Leonid dévisagea sa femme, déconcerté. Si calme… Tant mieux, au fond—pas de scène, pas d’hystérie.
« Bon, alors au revoir, mari. Merci pour les années passées ensemble—j’étais bien auprès de toi. Mais la vie a son propre scénario… Peut-être que moi aussi je tomberai amoureuse et serai heureuse avec quelqu’un d’autre. Allez, file—Katya doit s’inquiéter, elle croit sûrement que je te retiens ici… »
Leonid attrapa ses valises à la hâte, esquissa un sourire gêné, et se dirigea vers l’ascenseur.
Après avoir fermé la porte, Vika se rendit à la cuisine. Elle sortit une bouteille de champagne du réfrigérateur, l’ouvrit, remplit un verre à ras bord et but. Son mari l’avait quittée. Comme cela sonnait absurde.

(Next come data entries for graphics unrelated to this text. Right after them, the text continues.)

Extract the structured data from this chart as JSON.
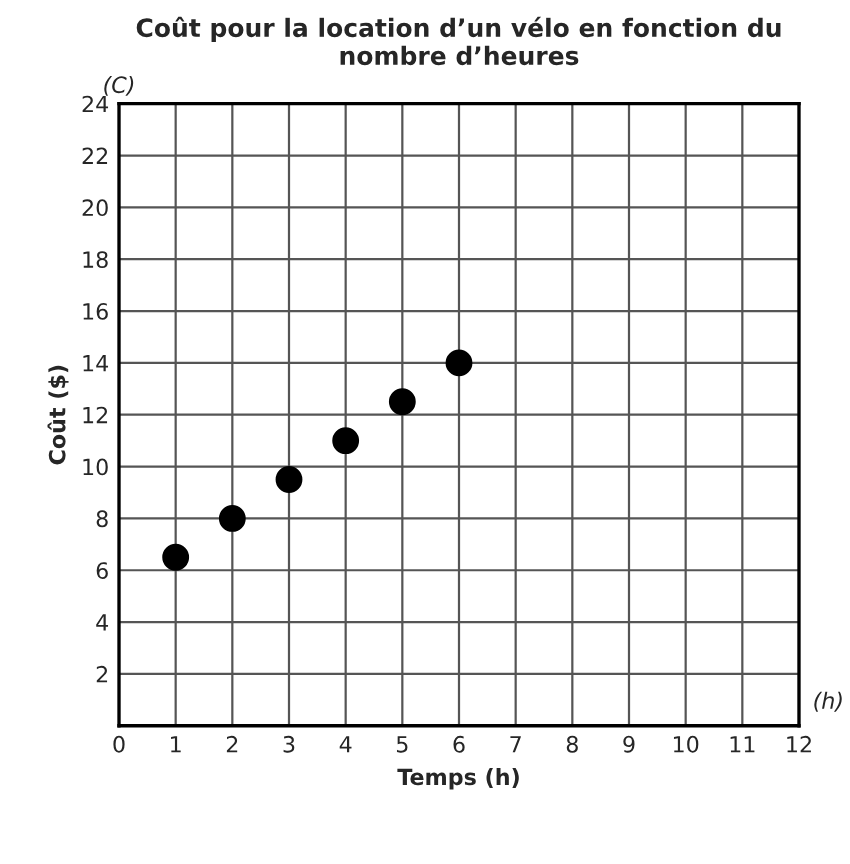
{
  "chart_data": {
    "type": "scatter",
    "title": "Coût pour la location d’un vélo en fonction du\nnombre d’heures",
    "xlabel": "Temps (h)",
    "ylabel": "Coût ($)",
    "annotations": [
      "(C)",
      "(h)"
    ],
    "x": [
      1,
      2,
      3,
      4,
      5,
      6
    ],
    "series": [
      {
        "color": "#000000",
        "values": [
          6.5,
          8,
          9.5,
          11,
          12.5,
          14
        ]
      }
    ],
    "xlim": [
      0,
      12
    ],
    "ylim": [
      0,
      24
    ],
    "xticks": [
      0,
      1,
      2,
      3,
      4,
      5,
      6,
      7,
      8,
      9,
      10,
      11,
      12
    ],
    "yticks": [
      {
        "value": 0,
        "label": null
      },
      2,
      4,
      6,
      8,
      10,
      12,
      14,
      16,
      18,
      20,
      22,
      24
    ],
    "grid": true,
    "marker": "circle"
  }
}
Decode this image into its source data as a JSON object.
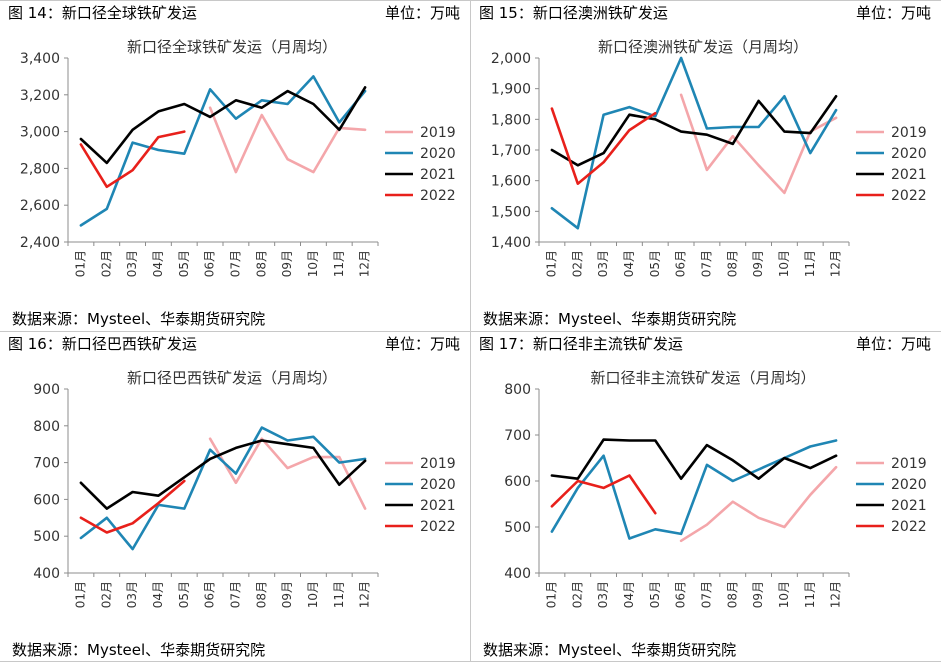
{
  "panels": [
    {
      "figure_title": "图 14：新口径全球铁矿发运",
      "unit": "单位：万吨",
      "source": "数据来源：Mysteel、华泰期货研究院",
      "chart_data": {
        "type": "line",
        "title": "新口径全球铁矿发运（月周均）",
        "categories": [
          "01月",
          "02月",
          "03月",
          "04月",
          "05月",
          "06月",
          "07月",
          "08月",
          "09月",
          "10月",
          "11月",
          "12月"
        ],
        "ylim": [
          2400,
          3400
        ],
        "yticks": [
          2400,
          2600,
          2800,
          3000,
          3200,
          3400
        ],
        "ytick_labels": [
          "2,400",
          "2,600",
          "2,800",
          "3,000",
          "3,200",
          "3,400"
        ],
        "legend_position": "right",
        "grid": false,
        "series": [
          {
            "name": "2019",
            "color": "#f4a6aa",
            "values": [
              null,
              null,
              null,
              null,
              null,
              3130,
              2780,
              3090,
              2850,
              2780,
              3020,
              3010
            ]
          },
          {
            "name": "2020",
            "color": "#1f86b4",
            "values": [
              2490,
              2580,
              2940,
              2900,
              2880,
              3230,
              3070,
              3170,
              3150,
              3300,
              3050,
              3220
            ]
          },
          {
            "name": "2021",
            "color": "#000000",
            "values": [
              2960,
              2830,
              3010,
              3110,
              3150,
              3080,
              3170,
              3130,
              3220,
              3150,
              3010,
              3240
            ]
          },
          {
            "name": "2022",
            "color": "#e8201b",
            "values": [
              2930,
              2700,
              2790,
              2970,
              3000,
              null,
              null,
              null,
              null,
              null,
              null,
              null
            ]
          }
        ]
      }
    },
    {
      "figure_title": "图 15：新口径澳洲铁矿发运",
      "unit": "单位：万吨",
      "source": "数据来源：Mysteel、华泰期货研究院",
      "chart_data": {
        "type": "line",
        "title": "新口径澳洲铁矿发运（月周均）",
        "categories": [
          "01月",
          "02月",
          "03月",
          "04月",
          "05月",
          "06月",
          "07月",
          "08月",
          "09月",
          "10月",
          "11月",
          "12月"
        ],
        "ylim": [
          1400,
          2000
        ],
        "yticks": [
          1400,
          1500,
          1600,
          1700,
          1800,
          1900,
          2000
        ],
        "ytick_labels": [
          "1,400",
          "1,500",
          "1,600",
          "1,700",
          "1,800",
          "1,900",
          "2,000"
        ],
        "legend_position": "right",
        "grid": false,
        "series": [
          {
            "name": "2019",
            "color": "#f4a6aa",
            "values": [
              null,
              null,
              null,
              null,
              null,
              1880,
              1635,
              1745,
              1650,
              1560,
              1760,
              1805
            ]
          },
          {
            "name": "2020",
            "color": "#1f86b4",
            "values": [
              1510,
              1445,
              1815,
              1840,
              1810,
              2000,
              1770,
              1775,
              1775,
              1875,
              1690,
              1830
            ]
          },
          {
            "name": "2021",
            "color": "#000000",
            "values": [
              1700,
              1650,
              1690,
              1815,
              1800,
              1760,
              1750,
              1720,
              1860,
              1760,
              1755,
              1875
            ]
          },
          {
            "name": "2022",
            "color": "#e8201b",
            "values": [
              1835,
              1590,
              1660,
              1765,
              1820,
              null,
              null,
              null,
              null,
              null,
              null,
              null
            ]
          }
        ]
      }
    },
    {
      "figure_title": "图 16：新口径巴西铁矿发运",
      "unit": "单位：万吨",
      "source": "数据来源：Mysteel、华泰期货研究院",
      "chart_data": {
        "type": "line",
        "title": "新口径巴西铁矿发运（月周均）",
        "categories": [
          "01月",
          "02月",
          "03月",
          "04月",
          "05月",
          "06月",
          "07月",
          "08月",
          "09月",
          "10月",
          "11月",
          "12月"
        ],
        "ylim": [
          400,
          900
        ],
        "yticks": [
          400,
          500,
          600,
          700,
          800,
          900
        ],
        "ytick_labels": [
          "400",
          "500",
          "600",
          "700",
          "800",
          "900"
        ],
        "legend_position": "right",
        "grid": false,
        "series": [
          {
            "name": "2019",
            "color": "#f4a6aa",
            "values": [
              null,
              null,
              null,
              null,
              null,
              765,
              645,
              765,
              685,
              715,
              715,
              575
            ]
          },
          {
            "name": "2020",
            "color": "#1f86b4",
            "values": [
              495,
              550,
              465,
              585,
              575,
              735,
              670,
              795,
              760,
              770,
              700,
              710
            ]
          },
          {
            "name": "2021",
            "color": "#000000",
            "values": [
              645,
              575,
              620,
              610,
              660,
              710,
              740,
              760,
              750,
              740,
              640,
              705
            ]
          },
          {
            "name": "2022",
            "color": "#e8201b",
            "values": [
              550,
              510,
              535,
              590,
              650,
              null,
              null,
              null,
              null,
              null,
              null,
              null
            ]
          }
        ]
      }
    },
    {
      "figure_title": "图 17：新口径非主流铁矿发运",
      "unit": "单位：万吨",
      "source": "数据来源：Mysteel、华泰期货研究院",
      "chart_data": {
        "type": "line",
        "title": "新口径非主流铁矿发运（月周均）",
        "categories": [
          "01月",
          "02月",
          "03月",
          "04月",
          "05月",
          "06月",
          "07月",
          "08月",
          "09月",
          "10月",
          "11月",
          "12月"
        ],
        "ylim": [
          400,
          800
        ],
        "yticks": [
          400,
          500,
          600,
          700,
          800
        ],
        "ytick_labels": [
          "400",
          "500",
          "600",
          "700",
          "800"
        ],
        "legend_position": "right",
        "grid": false,
        "series": [
          {
            "name": "2019",
            "color": "#f4a6aa",
            "values": [
              null,
              null,
              null,
              null,
              null,
              470,
              505,
              555,
              520,
              500,
              570,
              630
            ]
          },
          {
            "name": "2020",
            "color": "#1f86b4",
            "values": [
              490,
              585,
              655,
              475,
              495,
              485,
              635,
              600,
              625,
              650,
              675,
              688
            ]
          },
          {
            "name": "2021",
            "color": "#000000",
            "values": [
              612,
              605,
              690,
              688,
              688,
              605,
              678,
              645,
              605,
              650,
              628,
              655
            ]
          },
          {
            "name": "2022",
            "color": "#e8201b",
            "values": [
              545,
              600,
              585,
              612,
              530,
              null,
              null,
              null,
              null,
              null,
              null,
              null
            ]
          }
        ]
      }
    }
  ]
}
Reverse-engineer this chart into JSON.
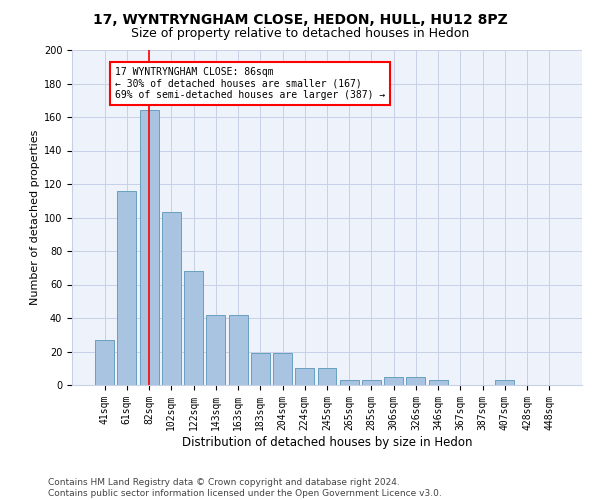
{
  "title": "17, WYNTRYNGHAM CLOSE, HEDON, HULL, HU12 8PZ",
  "subtitle": "Size of property relative to detached houses in Hedon",
  "xlabel": "Distribution of detached houses by size in Hedon",
  "ylabel": "Number of detached properties",
  "categories": [
    "41sqm",
    "61sqm",
    "82sqm",
    "102sqm",
    "122sqm",
    "143sqm",
    "163sqm",
    "183sqm",
    "204sqm",
    "224sqm",
    "245sqm",
    "265sqm",
    "285sqm",
    "306sqm",
    "326sqm",
    "346sqm",
    "367sqm",
    "387sqm",
    "407sqm",
    "428sqm",
    "448sqm"
  ],
  "values": [
    27,
    116,
    164,
    103,
    68,
    42,
    42,
    19,
    19,
    10,
    10,
    3,
    3,
    5,
    5,
    3,
    0,
    0,
    3,
    0,
    0
  ],
  "bar_color": "#a8c4e0",
  "bar_edge_color": "#6a9fc0",
  "vline_color": "red",
  "vline_x": 2,
  "annotation_text": "17 WYNTRYNGHAM CLOSE: 86sqm\n← 30% of detached houses are smaller (167)\n69% of semi-detached houses are larger (387) →",
  "annotation_box_color": "white",
  "annotation_box_edge": "red",
  "ylim": [
    0,
    200
  ],
  "yticks": [
    0,
    20,
    40,
    60,
    80,
    100,
    120,
    140,
    160,
    180,
    200
  ],
  "footer_text": "Contains HM Land Registry data © Crown copyright and database right 2024.\nContains public sector information licensed under the Open Government Licence v3.0.",
  "background_color": "#eef2fb",
  "grid_color": "#c8d0e8",
  "title_fontsize": 10,
  "subtitle_fontsize": 9,
  "ylabel_fontsize": 8,
  "xlabel_fontsize": 8.5,
  "tick_fontsize": 7,
  "annotation_fontsize": 7,
  "footer_fontsize": 6.5
}
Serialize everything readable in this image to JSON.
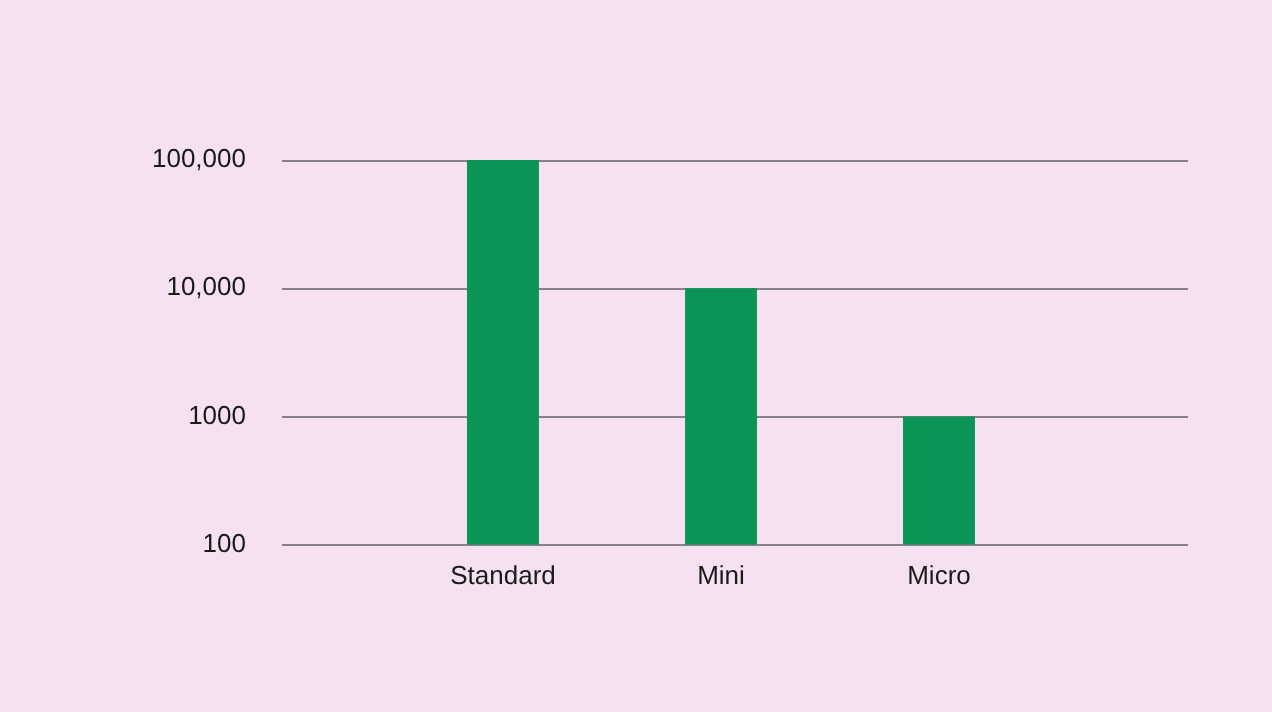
{
  "chart_data": {
    "type": "bar",
    "categories": [
      "Standard",
      "Mini",
      "Micro"
    ],
    "values": [
      100000,
      10000,
      1000
    ],
    "color": "#0a9455",
    "log": "y",
    "ylim": [
      100,
      100000
    ],
    "yticks": [
      100,
      1000,
      {
        "value": 10000,
        "label": "10,000"
      },
      {
        "value": 100000,
        "label": "100,000"
      }
    ],
    "grid": "y",
    "legend": false
  }
}
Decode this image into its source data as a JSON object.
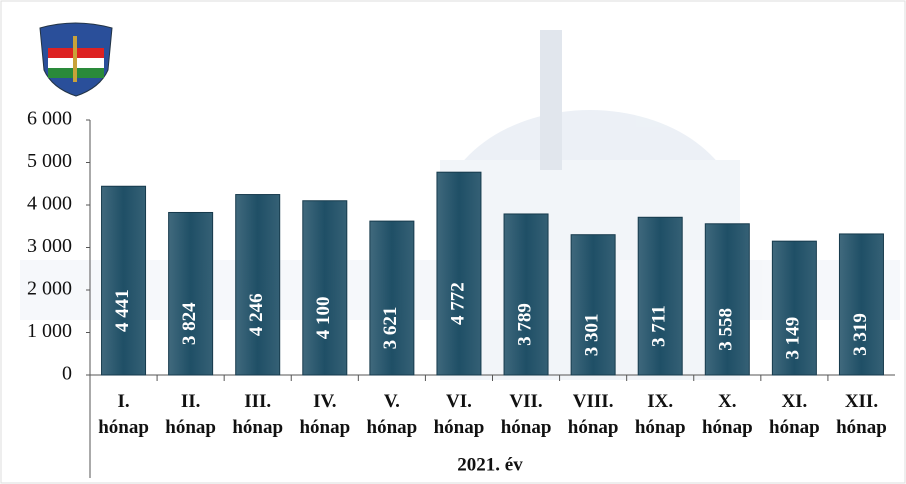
{
  "chart_data": {
    "type": "bar",
    "xlabel": "2021. év",
    "categories": [
      "I. hónap",
      "II. hónap",
      "III. hónap",
      "IV. hónap",
      "V. hónap",
      "VI. hónap",
      "VII. hónap",
      "VIII. hónap",
      "IX. hónap",
      "X. hónap",
      "XI. hónap",
      "XII. hónap"
    ],
    "values": [
      4441,
      3824,
      4246,
      4100,
      3621,
      4772,
      3789,
      3301,
      3711,
      3558,
      3149,
      3319
    ],
    "value_labels": [
      "4 441",
      "3 824",
      "4 246",
      "4 100",
      "3 621",
      "4 772",
      "3 789",
      "3 301",
      "3 711",
      "3 558",
      "3 149",
      "3 319"
    ],
    "color": "#1f4f66",
    "ylim": [
      0,
      6000
    ],
    "yticks": [
      0,
      {
        "value": 1000,
        "label": "1 000"
      },
      {
        "value": 2000,
        "label": "2 000"
      },
      {
        "value": 3000,
        "label": "3 000"
      },
      {
        "value": 4000,
        "label": "4 000"
      },
      {
        "value": 5000,
        "label": "5 000"
      },
      {
        "value": 6000,
        "label": "6 000"
      }
    ],
    "grid": false
  }
}
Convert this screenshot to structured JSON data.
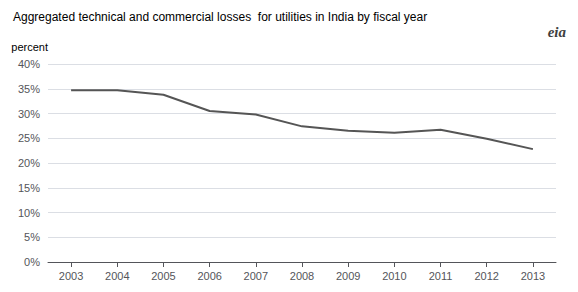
{
  "chart_data": {
    "type": "line",
    "title": "Aggregated technical and commercial losses  for utilities in India by fiscal year",
    "y_label": "percent",
    "annotations": [
      "eia"
    ],
    "x": [
      2003,
      2004,
      2005,
      2006,
      2007,
      2008,
      2009,
      2010,
      2011,
      2012,
      2013
    ],
    "values": [
      0.347,
      0.347,
      0.338,
      0.305,
      0.298,
      0.274,
      0.265,
      0.261,
      0.267,
      0.249,
      0.228
    ],
    "color": "#555555",
    "xlim": [
      2002.5,
      2013.5
    ],
    "xticks": [
      2003,
      2004,
      2005,
      2006,
      2007,
      2008,
      2009,
      2010,
      2011,
      2012,
      2013
    ],
    "ylim": [
      0,
      0.4
    ],
    "yticks": [
      {
        "value": 0.0,
        "label": "0%"
      },
      {
        "value": 0.05,
        "label": "5%"
      },
      {
        "value": 0.1,
        "label": "10%"
      },
      {
        "value": 0.15,
        "label": "15%"
      },
      {
        "value": 0.2,
        "label": "20%"
      },
      {
        "value": 0.25,
        "label": "25%"
      },
      {
        "value": 0.3,
        "label": "30%"
      },
      {
        "value": 0.35,
        "label": "35%"
      },
      {
        "value": 0.4,
        "label": "40%"
      }
    ],
    "grid": true
  }
}
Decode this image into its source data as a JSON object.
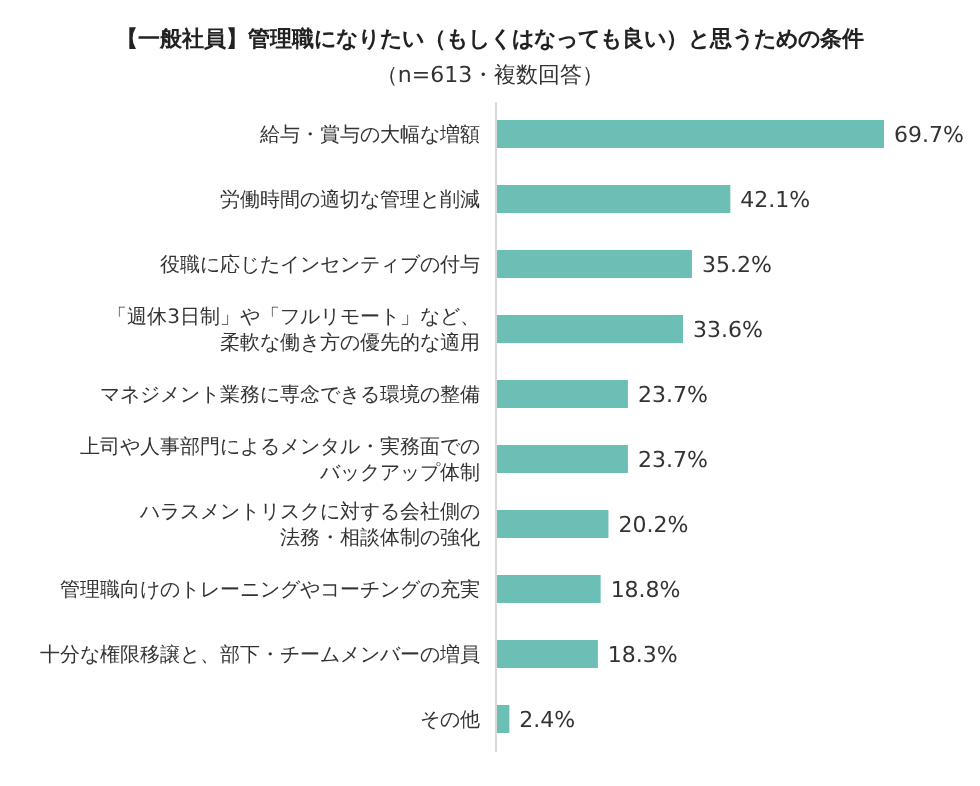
{
  "chart_data": {
    "type": "bar",
    "orientation": "horizontal",
    "title": "【一般社員】管理職になりたい（もしくはなっても良い）と思うための条件",
    "subtitle": "（n=613・複数回答）",
    "categories": [
      "給与・賞与の大幅な増額",
      "労働時間の適切な管理と削減",
      "役職に応じたインセンティブの付与",
      "「週休3日制」や「フルリモート」など、柔軟な働き方の優先的な適用",
      "マネジメント業務に専念できる環境の整備",
      "上司や人事部門によるメンタル・実務面でのバックアップ体制",
      "ハラスメントリスクに対する会社側の法務・相談体制の強化",
      "管理職向けのトレーニングやコーチングの充実",
      "十分な権限移譲と、部下・チームメンバーの増員",
      "その他"
    ],
    "values": [
      69.7,
      42.1,
      35.2,
      33.6,
      23.7,
      23.7,
      20.2,
      18.8,
      18.3,
      2.4
    ],
    "value_labels": [
      "69.7%",
      "42.1%",
      "35.2%",
      "33.6%",
      "23.7%",
      "23.7%",
      "20.2%",
      "18.8%",
      "18.3%",
      "2.4%"
    ],
    "color": "#6cbfb5",
    "tick_labels": "y",
    "grid": false,
    "legend": false
  }
}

Elle n’en aurait jamais eu l’idée. Toutes ces années, ils avaient vécu en paix ; il n’y avait peut-être pas eu d’amour passionné, mais il y avait attachement, habitude, respect.
Bon, inutile de pleurnicher. Nouvelle vie, nouvelles règles ! Elle trouverait de quoi s’occuper—et son mari paierait pour ça. Ce serait idiot de refuser l’argent ; avec de l’argent, on a plus d’opportunités. Il ne lui restait qu’à s’habituer à son nouveau statut de « femme abandonnée ».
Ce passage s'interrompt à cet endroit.